MI (Sandro): Könntet ihr bitte die Band vorstellen, gerne auch gegenseitig…

Fabienne: (zeigt auf Mirjam): Also das ist Mirjam (beide lachen), hallo Mirjam…

Mirjam: Wir beide kennen uns vom Studium her, wir haben bereits bei Fabiennes Bachelor-Projekt zusammengearbeitet. Ich bin Filmkomponistin, und komme eigentlich nicht so von der Popschiene, sondern eher vom Klassisch-Orchestralen. Aber ich empfinde es als sehr  spannend, in diesem Bandkontext mitzuarbeiten. Fabienne kam vor rund eineinhalb Jahren auf mich zu und hat mir von diesem Projekt mit dem ganzen Universum, der märchenhaften Geschichte sowie den verschiedenen Figuren erzählt. Ich finde das total spannend, da mit meinen Mitteln etwas beisteuern zu können.

Fabienne: Die Arbeit mit ihr (Mirjam) ist genial, es passt einfach. Und bei meinem Bachelor hast du ja auch schon Tin Whistle gespielt. Es ist wirklich spannend, eine Filmkomponistin mit dabei zu haben. Wen haben wir sonst noch? Genau… Marc, unseren Drummer. Erzähl du (zu Jonas).

Jonas: Marc… was soll ich sagen… Er ist im positivsten Sinn der Supernerd der Band, der klassische Prog-Drummer, der das ein Leben lang gefressen und die Musikalität einfach im Blut hat. Er ist glaube ich Halbbrasilianer, das Temperament dazu hat er auf alle Fälle, auch mit einem gewissen Hang zum Drama, wenn es sein muss. Er ist extrem musikalisch, und hat auch schon seit längerer Zeit eigene Bands, die im Progressiv Metal – Bereich unterwegs sind. Er ist so eine Art Oktopus am Schlagzeug, einfach der Typ Drummer, den man sich für so ein progressives Projekt wie das unsere wünscht.
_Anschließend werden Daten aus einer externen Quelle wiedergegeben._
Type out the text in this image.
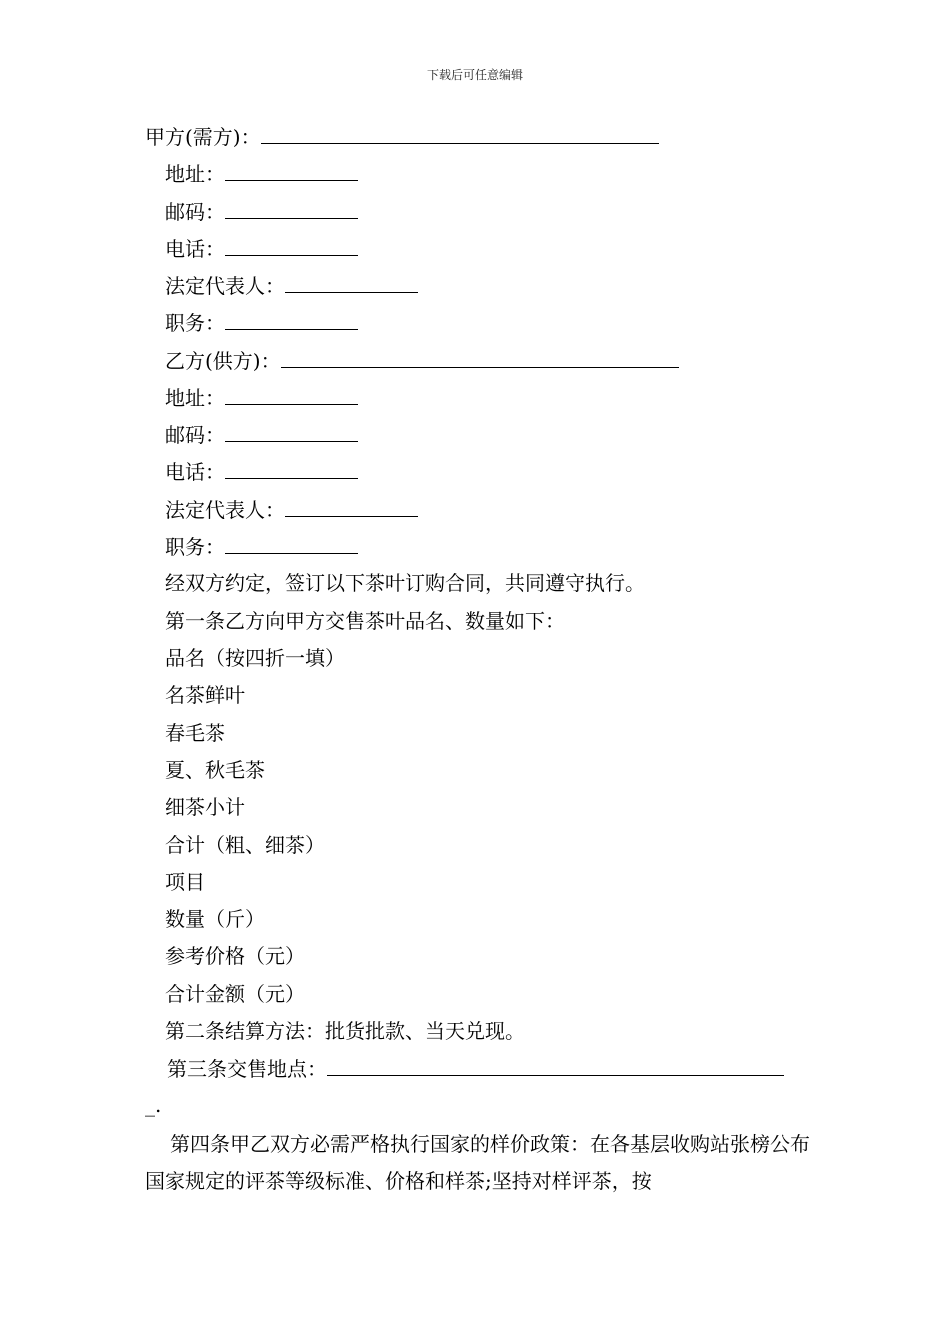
下载后可任意编辑
甲方(需方)：
地址：
邮码：
电话：
法定代表人：
职务：
乙方(供方)：
地址：
邮码：
电话：
法定代表人：
职务：
经双方约定，签订以下茶叶订购合同，共同遵守执行。
第一条乙方向甲方交售茶叶品名、数量如下：
品名（按四折一填）
名茶鲜叶
春毛茶
夏、秋毛茶
细茶小计
合计（粗、细茶）
项目
数量（斤）
参考价格（元）
合计金额（元）
第二条结算方法：批货批款、当天兑现。
第三条交售地点：
_.
第四条甲乙双方必需严格执行国家的样价政策：在各基层收购站张榜公布国家规定的评茶等级标准、价格和样茶;坚持对样评茶，按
Mirjam: Und spannend ist ja auch die Konstellation mit dir (Fabienne), Marc und Yannick, da ihr ja recht lange zusammen in ein einer Klasse gewesen seid. Man merkt, dass ihr euch gut kennt.

Fabienne: Wir haben fünf Jahre lang im selben Jahrgang studiert. Yannick, unser Bassist, Marc und ich. Da hast du jede Woche zusammen Workshops, gehst gemeinsam in den Unterricht, da kennst du dich mit der Zeit musikalisch wirklich gut (lacht).

Jonas: Ich habe mit Marc bereits bei seinem Bachelor gespielt, Yannick auch, und wir haben bereits früher schon gemeinsam Musik gemacht. Ich bin ja Dozent an der Schule, Marc und Yannick waren an all meinen Workshops – (zu Fabienne) du leider etwas weniger (alle lachen). Die Rhythmus Sektion hat schon viel zusammen gemacht, sie bildet eine Einheit. Und Yannick ist im Vergleich zu Marc auch eher der Ruhepol der Band.

Fabienne: Ich denke, es war für uns ziemlich offensichtlich, wen wir fragen wollten. Wir kennen einander sehr gut, sind eingespielt – und es stimmt halt auch zwischenmenschlich, was auch sehr wichtig ist.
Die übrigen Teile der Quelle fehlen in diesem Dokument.